Constata-se o quanto as formas próprias de fazer e aprender matemática de muitas das nossas crianças são ignoradas, negadas e rejeitadas pelos Professores, numa Escola em que prevalece a ideia de que a matemática se pauta pela assimilação mecânica e reprodutivista de fórmulas acabadas. Aprender matemática, nessa perspectiva, requer que os Alunos estejam prontos para a assimilação pura e sem reflexão dos conteúdos. Assim, não há espaço para a criança estimulada para a reflexão crítica e criativa fazer matemática na Escola, que se constitui, dessa forma, espaço social de reprodução de conhecimentos, desprovidos de significações históricas, políticas e culturais.
Pesquisas no contexto da Educação matemática, com base nas contribuições da neurociência, psicologia cognitiva e antropologia histórica, vêm revelar que as crianças lançadas na vala da incapacidade de aprender matemática, cavada pela Escola, são os seres matemáticos com maior capacidade de produção crítica e criativa. Com eles, temos a oportunidade de aprender novas formas de pensar e produzir matemática, com a revelação de procedimentos lógicos muitas vezes ausentes dos livros.
O Brasil, hoje, perde muito, seja na dimensão do desenvolvimento humano, seja na do cultural-científico-tecnológico, quando a Escola não tem a competência de compreender e acolher formas próprias de fazer e pensar a matemática, ainda mais quando tratamos com crianças que convivem num mundo complexo, mergulhado em novas tecnologias, que favorecem a construção de pensamentos dinâmicos, elásticos e complexos que são, naturalmente, transferidos para o contexto do aprender matemática dentro da Escola.
Em 6 de maio, quando comemoramos o Dia da Matemática, devemos buscar fomentar discussão mais ampla e profunda dos significados do fazer e aprender matemática dentro e fora das Escolas. Devemos nos questionar o quanto nossos Professores estão aptos a serem efetivos mediadores do desenvolvimento de nossas crianças. É necessário garantir mais investimentos do Estado, para capacitar profissionais da Educação na identificação dos processos inusitados dessas crianças.
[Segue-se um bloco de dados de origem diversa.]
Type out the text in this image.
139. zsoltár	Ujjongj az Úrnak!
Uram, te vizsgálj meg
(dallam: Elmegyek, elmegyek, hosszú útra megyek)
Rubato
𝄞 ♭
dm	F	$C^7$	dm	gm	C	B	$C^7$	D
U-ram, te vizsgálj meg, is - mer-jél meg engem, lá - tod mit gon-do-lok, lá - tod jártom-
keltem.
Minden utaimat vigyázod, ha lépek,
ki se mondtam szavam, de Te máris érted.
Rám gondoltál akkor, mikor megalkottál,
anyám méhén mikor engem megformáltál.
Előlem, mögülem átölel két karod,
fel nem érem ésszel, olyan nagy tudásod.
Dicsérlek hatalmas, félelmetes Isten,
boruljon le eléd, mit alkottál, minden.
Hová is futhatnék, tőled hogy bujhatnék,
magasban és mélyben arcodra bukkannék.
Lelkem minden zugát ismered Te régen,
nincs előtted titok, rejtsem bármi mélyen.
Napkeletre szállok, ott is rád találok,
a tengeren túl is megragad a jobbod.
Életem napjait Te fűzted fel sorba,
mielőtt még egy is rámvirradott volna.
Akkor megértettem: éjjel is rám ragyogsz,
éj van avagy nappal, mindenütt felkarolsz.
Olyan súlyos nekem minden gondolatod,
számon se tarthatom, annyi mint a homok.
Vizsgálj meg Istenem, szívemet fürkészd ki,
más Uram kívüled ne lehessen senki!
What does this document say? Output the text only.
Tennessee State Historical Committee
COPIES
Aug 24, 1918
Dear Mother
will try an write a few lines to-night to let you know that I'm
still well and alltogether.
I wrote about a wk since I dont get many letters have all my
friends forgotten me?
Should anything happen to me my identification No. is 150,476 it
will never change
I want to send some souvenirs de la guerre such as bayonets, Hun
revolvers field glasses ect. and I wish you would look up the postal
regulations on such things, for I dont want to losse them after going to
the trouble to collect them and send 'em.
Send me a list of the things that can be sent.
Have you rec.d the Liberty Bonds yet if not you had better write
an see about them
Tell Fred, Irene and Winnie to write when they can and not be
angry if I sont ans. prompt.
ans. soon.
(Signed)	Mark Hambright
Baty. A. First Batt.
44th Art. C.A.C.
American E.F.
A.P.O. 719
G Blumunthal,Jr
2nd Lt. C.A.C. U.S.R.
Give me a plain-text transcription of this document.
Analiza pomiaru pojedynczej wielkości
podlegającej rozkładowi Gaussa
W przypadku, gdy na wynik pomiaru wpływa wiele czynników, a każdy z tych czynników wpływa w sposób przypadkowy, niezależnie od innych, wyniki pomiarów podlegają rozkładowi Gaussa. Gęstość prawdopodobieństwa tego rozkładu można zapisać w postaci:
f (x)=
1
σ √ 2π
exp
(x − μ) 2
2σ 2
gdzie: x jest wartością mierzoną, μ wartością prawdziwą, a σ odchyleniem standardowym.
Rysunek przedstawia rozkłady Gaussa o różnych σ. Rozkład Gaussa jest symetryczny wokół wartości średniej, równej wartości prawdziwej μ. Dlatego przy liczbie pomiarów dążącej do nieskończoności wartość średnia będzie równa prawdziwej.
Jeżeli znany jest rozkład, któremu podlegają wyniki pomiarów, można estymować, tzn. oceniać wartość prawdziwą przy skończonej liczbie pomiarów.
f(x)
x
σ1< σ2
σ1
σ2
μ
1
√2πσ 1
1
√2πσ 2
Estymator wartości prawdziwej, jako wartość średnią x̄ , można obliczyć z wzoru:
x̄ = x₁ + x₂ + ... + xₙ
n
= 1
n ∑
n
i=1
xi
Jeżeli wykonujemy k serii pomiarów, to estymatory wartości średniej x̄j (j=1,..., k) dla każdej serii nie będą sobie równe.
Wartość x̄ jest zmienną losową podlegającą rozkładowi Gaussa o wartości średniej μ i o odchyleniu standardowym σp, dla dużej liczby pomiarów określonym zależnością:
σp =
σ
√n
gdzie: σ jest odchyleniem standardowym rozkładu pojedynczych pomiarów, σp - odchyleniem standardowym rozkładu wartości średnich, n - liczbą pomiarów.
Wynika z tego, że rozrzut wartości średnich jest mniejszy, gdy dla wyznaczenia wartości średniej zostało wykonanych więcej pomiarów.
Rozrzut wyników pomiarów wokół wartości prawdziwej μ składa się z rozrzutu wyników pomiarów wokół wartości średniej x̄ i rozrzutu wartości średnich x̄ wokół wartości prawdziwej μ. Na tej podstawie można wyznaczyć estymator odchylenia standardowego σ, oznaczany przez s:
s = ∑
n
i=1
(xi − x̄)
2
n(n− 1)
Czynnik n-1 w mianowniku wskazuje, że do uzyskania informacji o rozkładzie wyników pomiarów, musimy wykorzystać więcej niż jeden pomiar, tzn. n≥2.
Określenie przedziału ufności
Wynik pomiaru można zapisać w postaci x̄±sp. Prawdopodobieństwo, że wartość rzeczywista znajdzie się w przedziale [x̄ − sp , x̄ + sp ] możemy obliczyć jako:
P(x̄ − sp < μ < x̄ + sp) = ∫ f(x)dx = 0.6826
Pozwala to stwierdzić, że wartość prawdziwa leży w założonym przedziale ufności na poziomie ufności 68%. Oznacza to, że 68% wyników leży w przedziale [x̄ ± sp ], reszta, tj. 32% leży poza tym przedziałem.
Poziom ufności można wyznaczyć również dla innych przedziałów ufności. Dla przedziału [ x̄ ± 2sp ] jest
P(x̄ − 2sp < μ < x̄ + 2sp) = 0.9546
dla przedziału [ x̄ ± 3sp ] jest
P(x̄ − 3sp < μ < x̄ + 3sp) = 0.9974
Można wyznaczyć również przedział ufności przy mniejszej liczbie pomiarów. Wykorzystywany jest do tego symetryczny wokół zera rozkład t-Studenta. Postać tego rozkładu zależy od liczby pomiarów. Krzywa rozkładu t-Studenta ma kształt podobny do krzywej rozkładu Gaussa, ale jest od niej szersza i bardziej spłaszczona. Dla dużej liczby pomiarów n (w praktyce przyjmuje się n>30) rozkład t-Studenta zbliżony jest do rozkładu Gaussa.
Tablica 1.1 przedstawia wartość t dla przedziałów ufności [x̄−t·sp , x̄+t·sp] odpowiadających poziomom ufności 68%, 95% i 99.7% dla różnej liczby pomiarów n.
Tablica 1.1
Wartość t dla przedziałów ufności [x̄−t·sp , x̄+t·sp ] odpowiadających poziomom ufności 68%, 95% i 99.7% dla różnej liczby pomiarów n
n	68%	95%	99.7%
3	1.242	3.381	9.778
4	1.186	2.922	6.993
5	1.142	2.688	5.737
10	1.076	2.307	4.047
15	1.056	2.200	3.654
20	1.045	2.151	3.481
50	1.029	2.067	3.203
Ao negarmos compreender e valorizar as formas de pensamento matemático, estamos matando a crença de cada indivíduo na própria capacidade de resolver problemas, de construir crítica, criativa e eticamente soluções para os desafios do mundo. É triste ver que, a cada dia, mais brasileiros se declaram incapazes de aprender matemática. Temos de encontrar meios de estancar a fonte geradora de matofobias, ou seja, do medo de aprender que se nutre em nossas Escolas.
Nos últimos 25 anos, a Educação matemática vem construindo no Brasil um esforço coletivo para estabelecer novas formas de conceber a aprendizagem, fazendo que cada criança adore enfrentar desafios, se relacionar com o mundo por meio da matemática e perceber-se efetivamente como ser matemático. Que cada cidadão possa compreender que, por meio da matemática, é possível construir um mundo mais justo e humano, um Brasil mais solidário, em que a criança tenha prazer de ir à Escola e mostrar a percepção do mundo por formas inusitadas de matematizar.